I have a notion that Liddell’s positive effect on people continues on down the ages. In a remote part of New Zealand, I once did a weekend locum for a doctor who had been born in China during the war, born, in fact, in that same internment camp, and who as a child had sat on Eric Liddell’s knee. And there is another New Zealand connection. In the famous, perhaps infamous, 1936 Berlin Olympics, the great New Zealand middle distance runner Jack Lovelock won the 1500 metres, in a race which is still considered by some to be one of the most perfect ever to be executed. Lovelock was a deeply mysterious character, an Oxford student and insomniac who would run through the town, past the beautiful spires, by night. Subsequently a doctor, an orthopaedic surgeon, practising in New York, he tragically fell to his death under a train in the New York underground. His story is beautifully retold in two books by the New Zealand writer James McNeish, The Man from Nowhere, and Lovelock. His connection with the 1912 Olympics? For Lovelock’s great 1936 race, the radio commentator for the BBC was Harold Abrahams.
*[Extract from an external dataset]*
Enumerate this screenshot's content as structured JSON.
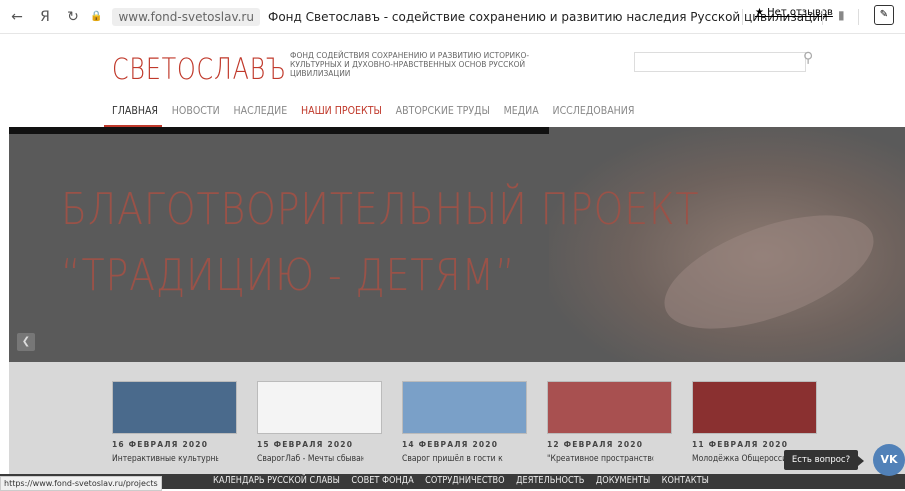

Anyway, we’ll always have Paris. The Olympic torch is on its way to L.A., by motorbike, courtesy of Tom Cruise. I didn’t watch the closing ceremony, tuning in instead to the BBC London Prom, in which Daniel Barenboim conducted the West-Eastern Divan Orchestra. While young Jews and Arabs sit together in the Royal Albert Hall to play Brahms and Schubert, US warships are full steam ahead to the eastern Mediterranean. The world is on full alert. I wonder what Eric Liddell would have made of the world today. I suppose he would have kept calm, and carried on. In his internment camp, there was a kid running around in bare feet, in the deep mid-winter. So Eric gave him his running shoes.